1.1 — 45° set square. A plastic 45° set square (the kind used in drafting) has angles 45°, 45° and 90°. (a) Classify by angles. (b) Classify by sides. (c) Combine the two names into one label. 3 marks
1.2 — Skateboard ramp. Looking at a wheelchair ramp from the side, you see a triangle. The ground makes a 90° corner with the back wall. The ramp rises at 15° to the ground. (a) What is the angle the ramp makes with the back wall (between the top of the wall and the top of the ramp)? (b) Classify the triangle by its angles. (c) Which side of the triangle is the hypotenuse? 3 marks
1.3 — Roof truss. A roof truss is built from triangular panels. One panel has angles 80°, 60° and 40°. (a) Classify by angles. (b) State whether the triangle is also isosceles, equilateral or scalene, and justify using equal/unequal angles. 2 marks
1.4 — Kite design. A diamond kite is divided down the middle by its spine into two identical triangles. Each half-triangle has angles 35°, 55° and 90°. (a) Classify by angles. (b) Classify by sides (use the angle values). (c) Which side of each half-triangle is the hypotenuse (the spine, the cross-spar, or the outer edge)? 3 marks
1.5 — Surveyor's sighting. A surveyor sights three landmarks: a fence post, a tree and a hilltop. The triangle formed has interior angles 100°, 50° and 30°. (a) Classify by angles. (b) Classify by sides. (c) Which side (opposite which angle) is the longest? 3 marks
2. Explain your thinking
Use full sentences. 4 marks
2.1 A classmate says "Every right triangle is also scalene because the hypotenuse is always longer than the other two sides." Decide whether the statement is correct or not, and explain (i) why side-equality is a separate question from having a right angle, (ii) give a specific counter-example (a triangle that is right-angled but NOT scalene), and (iii) explain why the right isosceles triangle (with angles 45°, 45°, 90°) exists. Use the terms hypotenuse, isosceles and right-angled.

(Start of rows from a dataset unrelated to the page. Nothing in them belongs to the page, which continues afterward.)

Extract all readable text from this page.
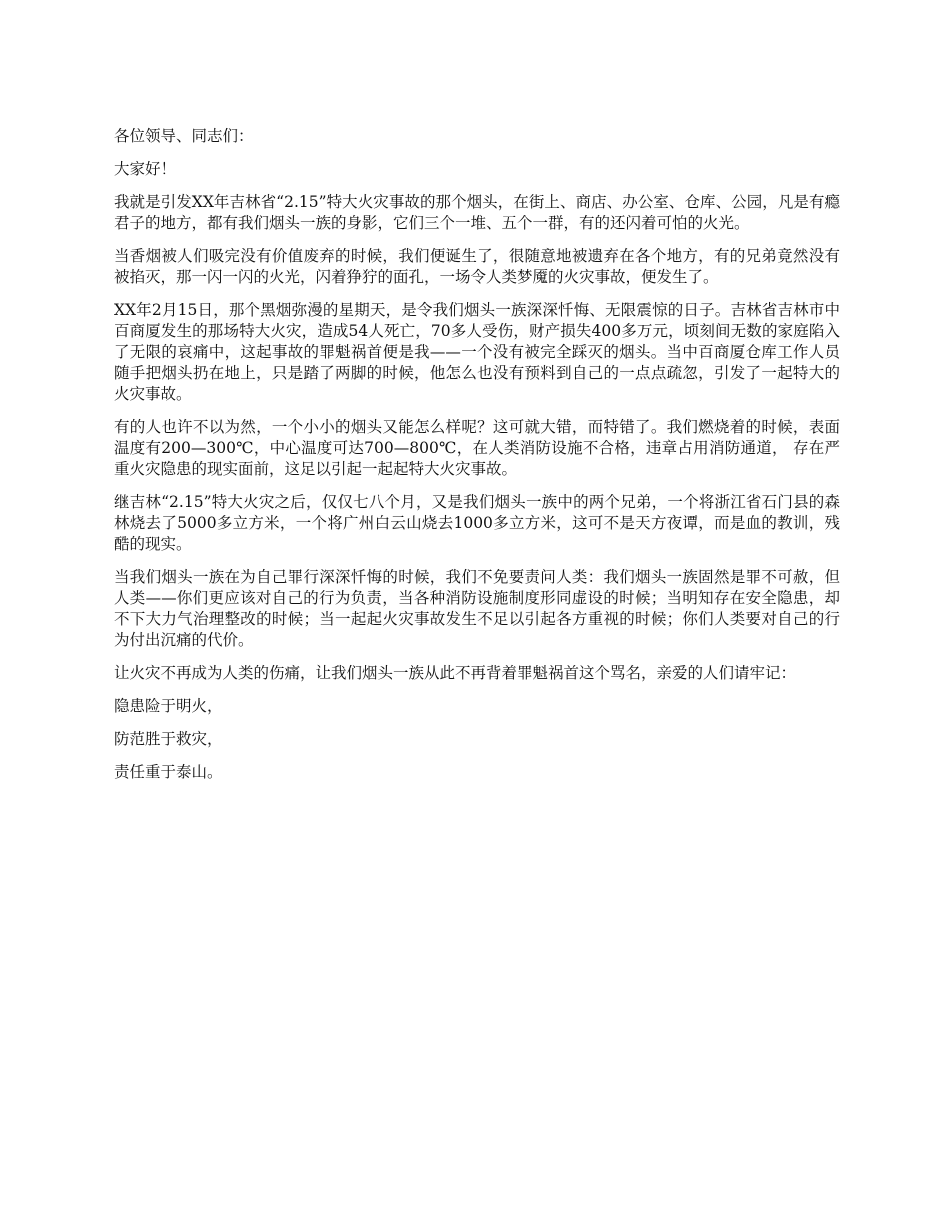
各位领导、同志们：

大家好！

我就是引发XX年吉林省“2.15”特大火灾事故的那个烟头，在街上、商店、办公室、仓库、公园，凡是有瘾君子的地方，都有我们烟头一族的身影，它们三个一堆、五个一群，有的还闪着可怕的火光。

当香烟被人们吸完没有价值废弃的时候，我们便诞生了，很随意地被遗弃在各个地方，有的兄弟竟然没有被掐灭，那一闪一闪的火光，闪着狰狞的面孔，一场令人类梦魇的火灾事故，便发生了。

XX年2月15日，那个黑烟弥漫的星期天，是令我们烟头一族深深忏悔、无限震惊的日子。吉林省吉林市中百商厦发生的那场特大火灾，造成54人死亡，70多人受伤，财产损失400多万元，顷刻间无数的家庭陷入了无限的哀痛中，这起事故的罪魁祸首便是我——一个没有被完全踩灭的烟头。当中百商厦仓库工作人员随手把烟头扔在地上，只是踏了两脚的时候，他怎么也没有预料到自己的一点点疏忽，引发了一起特大的火灾事故。

有的人也许不以为然，一个小小的烟头又能怎么样呢？这可就大错，而特错了。我们燃烧着的时候，表面温度有200—300℃，中心温度可达700—800℃，在人类消防设施不合格，违章占用消防通道， 存在严重火灾隐患的现实面前，这足以引起一起起特大火灾事故。

继吉林“2.15”特大火灾之后，仅仅七八个月，又是我们烟头一族中的两个兄弟，一个将浙江省石门县的森林烧去了5000多立方米，一个将广州白云山烧去1000多立方米，这可不是天方夜谭，而是血的教训，残酷的现实。

当我们烟头一族在为自己罪行深深忏悔的时候，我们不免要责问人类：我们烟头一族固然是罪不可赦，但人类——你们更应该对自己的行为负责，当各种消防设施制度形同虚设的时候；当明知存在安全隐患，却不下大力气治理整改的时候；当一起起火灾事故发生不足以引起各方重视的时候；你们人类要对自己的行为付出沉痛的代价。

让火灾不再成为人类的伤痛，让我们烟头一族从此不再背着罪魁祸首这个骂名，亲爱的人们请牢记：

隐患险于明火，

防范胜于救灾，

责任重于泰山。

How did this worksheet feel?
What I'll revisit before next class:
1.1 — 45-45-90 set square
(a) One 90° angle → right-angled. (b) Two equal angles (45°, 45°) → equal opposite sides → isosceles. (c) Combined: right isosceles.
1.2 — Ramp 15°, 90°, ?
(a) 180 − 15 − 90 = 75°. (b) One angle = 90° → right-angled. (c) The hypotenuse is the surface of the ramp itself — it is opposite the 90° corner at the back wall/ground.

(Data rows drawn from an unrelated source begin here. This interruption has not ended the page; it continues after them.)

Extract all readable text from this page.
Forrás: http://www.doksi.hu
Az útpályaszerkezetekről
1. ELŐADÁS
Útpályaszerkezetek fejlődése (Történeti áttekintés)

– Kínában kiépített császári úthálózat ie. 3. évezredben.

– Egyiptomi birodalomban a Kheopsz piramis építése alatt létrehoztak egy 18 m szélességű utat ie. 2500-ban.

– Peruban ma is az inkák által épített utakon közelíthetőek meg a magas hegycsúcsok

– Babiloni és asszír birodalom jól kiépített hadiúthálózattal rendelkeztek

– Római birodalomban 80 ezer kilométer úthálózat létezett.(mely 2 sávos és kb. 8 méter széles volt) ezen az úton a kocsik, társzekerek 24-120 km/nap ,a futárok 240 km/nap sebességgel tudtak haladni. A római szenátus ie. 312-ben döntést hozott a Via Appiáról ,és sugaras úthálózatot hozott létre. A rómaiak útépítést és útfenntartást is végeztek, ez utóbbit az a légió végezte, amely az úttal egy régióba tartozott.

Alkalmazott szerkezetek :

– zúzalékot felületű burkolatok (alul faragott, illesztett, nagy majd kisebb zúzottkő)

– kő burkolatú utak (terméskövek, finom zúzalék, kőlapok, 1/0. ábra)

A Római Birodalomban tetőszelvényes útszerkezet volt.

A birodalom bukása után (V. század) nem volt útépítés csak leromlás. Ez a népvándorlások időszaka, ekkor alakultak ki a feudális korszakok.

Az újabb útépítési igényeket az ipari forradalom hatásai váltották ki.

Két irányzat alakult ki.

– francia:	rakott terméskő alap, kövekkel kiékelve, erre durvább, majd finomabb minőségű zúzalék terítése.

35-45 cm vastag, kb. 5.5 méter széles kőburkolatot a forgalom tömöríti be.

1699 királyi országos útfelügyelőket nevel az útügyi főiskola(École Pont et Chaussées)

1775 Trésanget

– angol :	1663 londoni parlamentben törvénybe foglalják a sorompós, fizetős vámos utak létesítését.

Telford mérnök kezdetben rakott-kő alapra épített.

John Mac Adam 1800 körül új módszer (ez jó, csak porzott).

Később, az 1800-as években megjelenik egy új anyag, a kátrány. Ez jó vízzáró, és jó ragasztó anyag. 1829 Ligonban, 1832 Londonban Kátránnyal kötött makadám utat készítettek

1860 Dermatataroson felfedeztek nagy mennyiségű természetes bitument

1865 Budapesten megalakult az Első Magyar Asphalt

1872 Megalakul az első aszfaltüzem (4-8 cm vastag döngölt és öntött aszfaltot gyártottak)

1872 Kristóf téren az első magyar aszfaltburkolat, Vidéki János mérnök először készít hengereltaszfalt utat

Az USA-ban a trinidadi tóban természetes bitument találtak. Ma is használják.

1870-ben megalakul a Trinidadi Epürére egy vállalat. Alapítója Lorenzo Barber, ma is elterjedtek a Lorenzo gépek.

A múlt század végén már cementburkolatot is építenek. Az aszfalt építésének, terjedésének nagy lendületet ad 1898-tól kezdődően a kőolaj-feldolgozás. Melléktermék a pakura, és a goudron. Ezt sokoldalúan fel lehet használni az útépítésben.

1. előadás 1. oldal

1.3 — Roof truss 80, 60, 40
(a) All angles < 90° → acute-angled. (b) All three angles different → no two sides equal → scalene.
1.4 — Kite half-triangle 35, 55, 90
(a) Right-angled. (b) All angles different → scalene. (c) The hypotenuse is opposite the 90°. Since the 90° sits between the spine and the cross-spar, the side opposite is the outer edge of the kite.
1.5 — Surveyor 100, 50, 30
(a) One angle (100°) > 90° → obtuse-angled. (b) All angles different → scalene. (c) The longest side sits opposite the largest angle (100°), so it is the side opposite the 100° vertex.
2.1 — Explain your thinking (sample response)
The classmate is wrong. Side-equality (scalene vs isosceles vs equilateral) is a separate question from whether the triangle has a right angle. A right-angled triangle can absolutely have two equal sides — the classic counter-example is the right isosceles triangle with angles 45°, 45°, 90° (the kind found in a plastic set square). It has two equal short sides (the legs), and the hypotenuse opposite the right angle is longer than each leg but the two legs are still equal to each other. This triangle exists because the two equal sides force two equal opposite angles, which together with the 90° must sum to 180° — leaving each of the equal angles as 90 ÷ 2 = 45°. So a triangle can be both right-angled and isosceles at the same time.
Marking: 1 for identifying the statement as wrong; 1 for the right-isosceles counter-example; 1 for explaining the side/angle independence; 1 for clear use of all three required terms in full sentences.